In “This Jealous Earth,” Carpenter watches a man sort through his dead father’s possessions, follows an Ohio woman on a long-awaited — and strangely  disappointing — European vacation, and follows children as they roam unsupervised, getting into troubling situations. In one story, adults complain about the scheduled  nature of modern childhood — until a tot goes missing at a house with a pond in the backyard. In another, a boy has an uneasy set of experiences with a neighbor kid with devious intentions.

“When you look at the stories dealing with childhood, something unsupervised or uncontrolled is happening, and those are very interesting, very formative experiences to have — as long as you  survive them,” said Carpenter. “But those close encounters and exposure to dangers offer something to learn.”
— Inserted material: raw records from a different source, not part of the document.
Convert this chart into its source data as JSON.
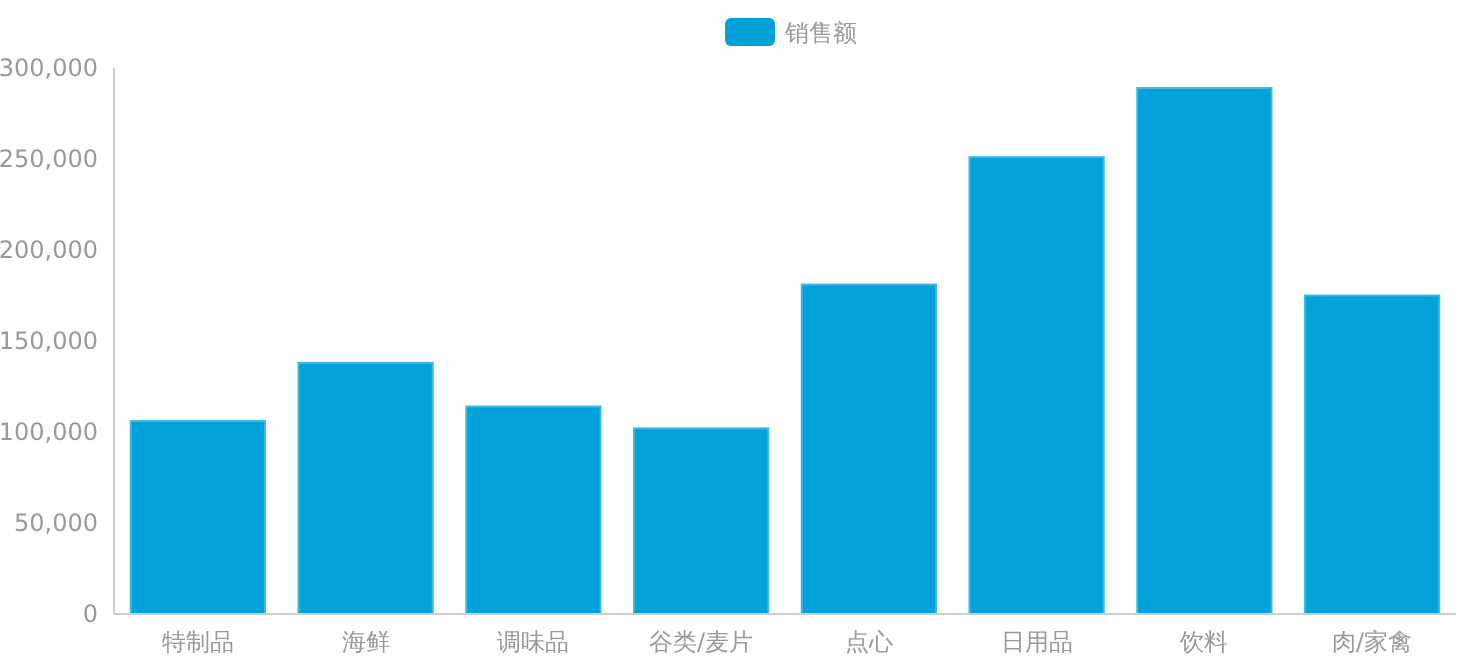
{
  "chart_data": {
    "type": "bar",
    "categories": [
      "特制品",
      "海鲜",
      "调味品",
      "谷类/麦片",
      "点心",
      "日用品",
      "饮料",
      "肉/家禽"
    ],
    "series": [
      {
        "name": "销售额",
        "color": "#00a2d9",
        "values": [
          106000,
          138000,
          114000,
          102000,
          181000,
          251000,
          289000,
          175000
        ]
      }
    ],
    "ylim": [
      0,
      300000
    ],
    "yticks": [
      {
        "value": 0,
        "label": "0"
      },
      {
        "value": 50000,
        "label": "50,000"
      },
      {
        "value": 100000,
        "label": "100,000"
      },
      {
        "value": 150000,
        "label": "150,000"
      },
      {
        "value": 200000,
        "label": "200,000"
      },
      {
        "value": 250000,
        "label": "250,000"
      },
      {
        "value": 300000,
        "label": "300,000"
      }
    ],
    "grid": false,
    "legend": "top"
  }
}
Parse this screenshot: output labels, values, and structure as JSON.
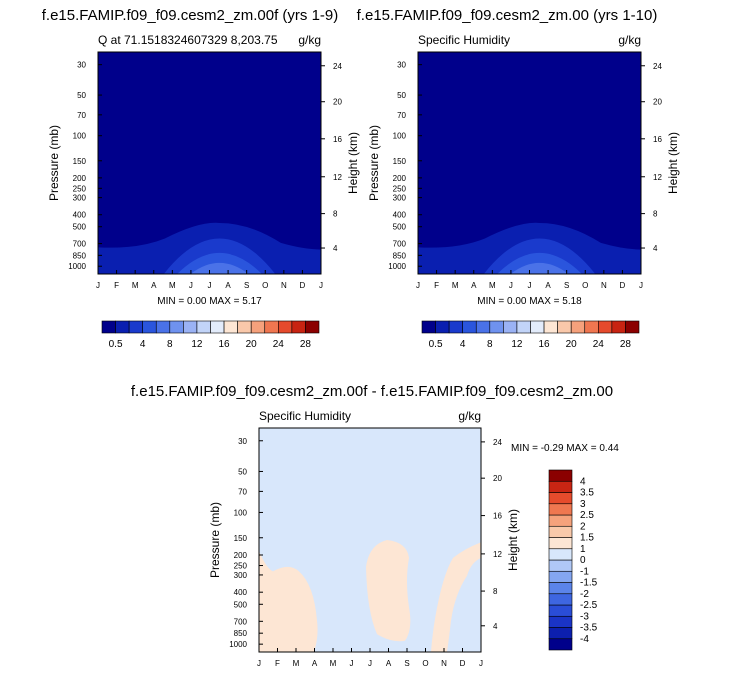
{
  "colors": {
    "abs": [
      "#00008b",
      "#0a1fb0",
      "#1a3acc",
      "#2a55dd",
      "#4a72e8",
      "#6f92ef",
      "#9ab2f4",
      "#c2d4f8",
      "#e3ecfb",
      "#fde6d4",
      "#f9c8aa",
      "#f5a17c",
      "#ef7650",
      "#e54a2c",
      "#c82412",
      "#8b0000"
    ],
    "diff": [
      "#00008b",
      "#0c1fae",
      "#1a34c7",
      "#2a4dd7",
      "#3e66e1",
      "#5b84ea",
      "#84a6f1",
      "#b0c8f6",
      "#d8e7fb",
      "#fde6d4",
      "#f9c9aa",
      "#f5a27c",
      "#ef7750",
      "#e64b2c",
      "#c92513",
      "#8b0000"
    ]
  },
  "charts": [
    {
      "title": "f.e15.FAMIP.f09_f09.cesm2_zm.00f (yrs 1-9)",
      "left_label": "Q at 71.1518324607329 8,203.75",
      "units": "g/kg",
      "minmax": "MIN =   0.00 MAX =   5.17",
      "colorbar_labels": [
        "0.5",
        "4",
        "8",
        "12",
        "16",
        "20",
        "24",
        "28"
      ]
    },
    {
      "title": "f.e15.FAMIP.f09_f09.cesm2_zm.00 (yrs 1-10)",
      "left_label": "Specific Humidity",
      "units": "g/kg",
      "minmax": "MIN =   0.00 MAX =   5.18",
      "colorbar_labels": [
        "0.5",
        "4",
        "8",
        "12",
        "16",
        "20",
        "24",
        "28"
      ]
    },
    {
      "title": "f.e15.FAMIP.f09_f09.cesm2_zm.00f - f.e15.FAMIP.f09_f09.cesm2_zm.00",
      "left_label": "Specific Humidity",
      "units": "g/kg",
      "minmax": "MIN =  -0.29 MAX =   0.44",
      "colorbar_labels": [
        "4",
        "3.5",
        "3",
        "2.5",
        "2",
        "1.5",
        "1",
        "0",
        "-1",
        "-1.5",
        "-2",
        "-2.5",
        "-3",
        "-3.5",
        "-4"
      ]
    }
  ],
  "chart_data": [
    {
      "type": "heatmap",
      "title": "f.e15.FAMIP.f09_f09.cesm2_zm.00f (yrs 1-9)",
      "xlabel": "",
      "ylabel": "Pressure (mb)",
      "y2label": "Height (km)",
      "x_ticks": [
        "J",
        "F",
        "M",
        "A",
        "M",
        "J",
        "J",
        "A",
        "S",
        "O",
        "N",
        "D",
        "J"
      ],
      "y_ticks": [
        30,
        50,
        70,
        100,
        150,
        200,
        250,
        300,
        400,
        500,
        700,
        850,
        1000
      ],
      "y2_ticks": [
        4,
        8,
        12,
        16,
        20,
        24
      ],
      "min": 0.0,
      "max": 5.17
    },
    {
      "type": "heatmap",
      "title": "f.e15.FAMIP.f09_f09.cesm2_zm.00 (yrs 1-10)",
      "xlabel": "",
      "ylabel": "Pressure (mb)",
      "y2label": "Height (km)",
      "x_ticks": [
        "J",
        "F",
        "M",
        "A",
        "M",
        "J",
        "J",
        "A",
        "S",
        "O",
        "N",
        "D",
        "J"
      ],
      "y_ticks": [
        30,
        50,
        70,
        100,
        150,
        200,
        250,
        300,
        400,
        500,
        700,
        850,
        1000
      ],
      "y2_ticks": [
        4,
        8,
        12,
        16,
        20,
        24
      ],
      "min": 0.0,
      "max": 5.18
    },
    {
      "type": "heatmap",
      "title": "f.e15.FAMIP.f09_f09.cesm2_zm.00f - f.e15.FAMIP.f09_f09.cesm2_zm.00",
      "xlabel": "",
      "ylabel": "Pressure (mb)",
      "y2label": "Height (km)",
      "x_ticks": [
        "J",
        "F",
        "M",
        "A",
        "M",
        "J",
        "J",
        "A",
        "S",
        "O",
        "N",
        "D",
        "J"
      ],
      "y_ticks": [
        30,
        50,
        70,
        100,
        150,
        200,
        250,
        300,
        400,
        500,
        700,
        850,
        1000
      ],
      "y2_ticks": [
        4,
        8,
        12,
        16,
        20,
        24
      ],
      "min": -0.29,
      "max": 0.44
    }
  ]
}
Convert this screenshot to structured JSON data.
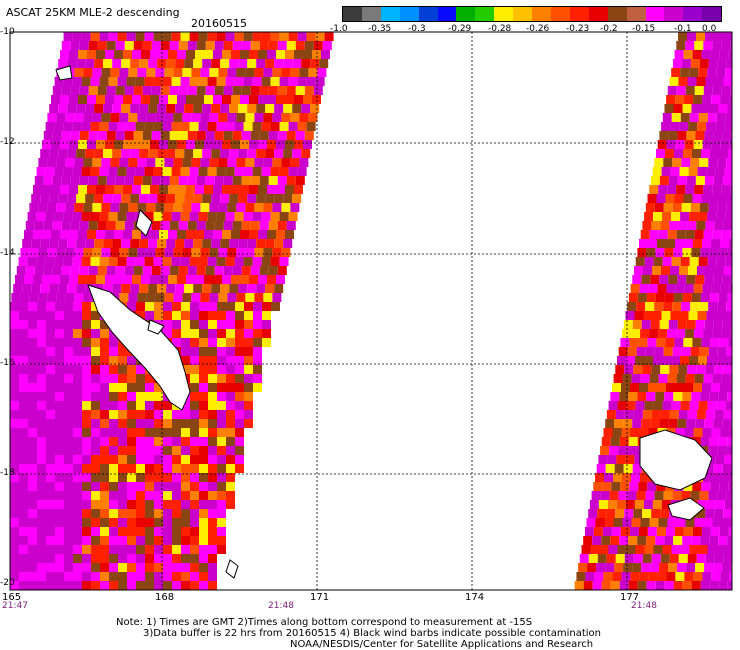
{
  "header": {
    "title": "ASCAT 25KM MLE-2 descending",
    "date": "20160515"
  },
  "colorbar": {
    "colors": [
      "#3c3c3c",
      "#7a7a7a",
      "#00b4ff",
      "#0090ff",
      "#0040d8",
      "#0a0aff",
      "#00b000",
      "#22cc00",
      "#ffee00",
      "#ffc000",
      "#ff8000",
      "#ff5000",
      "#ff2000",
      "#e80000",
      "#8b4513",
      "#c06040",
      "#ff00ff",
      "#cc00cc",
      "#9900cc",
      "#7700aa"
    ],
    "labels": [
      "-1.0",
      "-0.35",
      "-0.3",
      "-0.29",
      "-0.28",
      "-0.26",
      "-0.23",
      "-0.2",
      "-0.15",
      "-0.1",
      "0.0"
    ]
  },
  "axes": {
    "y_labels": [
      "-10",
      "-12",
      "-14",
      "-16",
      "-18",
      "-20"
    ],
    "x_labels": [
      "165",
      "168",
      "171",
      "174",
      "177"
    ]
  },
  "times": [
    "21:47",
    "21:48",
    "21:48"
  ],
  "notes": [
    "Note: 1) Times are GMT 2)Times along bottom correspond to measurement at -15S",
    "3)Data buffer is 22 hrs from 20160515 4) Black wind barbs indicate possible contamination",
    "NOAA/NESDIS/Center for Satellite Applications and Research"
  ]
}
The collection also includes several very short stories — some just a page — which act as interludes. Carpenter is fascinated with economical writing forms, and calls 19th-century French poet Charles Baudelaire a major influence.

“He was the first prose poet,” Carpenter asserts, and then takes it a step further. On his Twitter feed, the writer experiments with the very, very short form. (“We feed and cherish the circles of our lives. So why do they become so vicious?”) He is teaching his students to tweet with greater meaning.

“Although everything in our media and society encourages short attention spans, it’s still important to say something meaningful in those opportunities,” he said. “To be succinct and to say something interesting and meaningful is one of the greatest challenges a writer can take on.”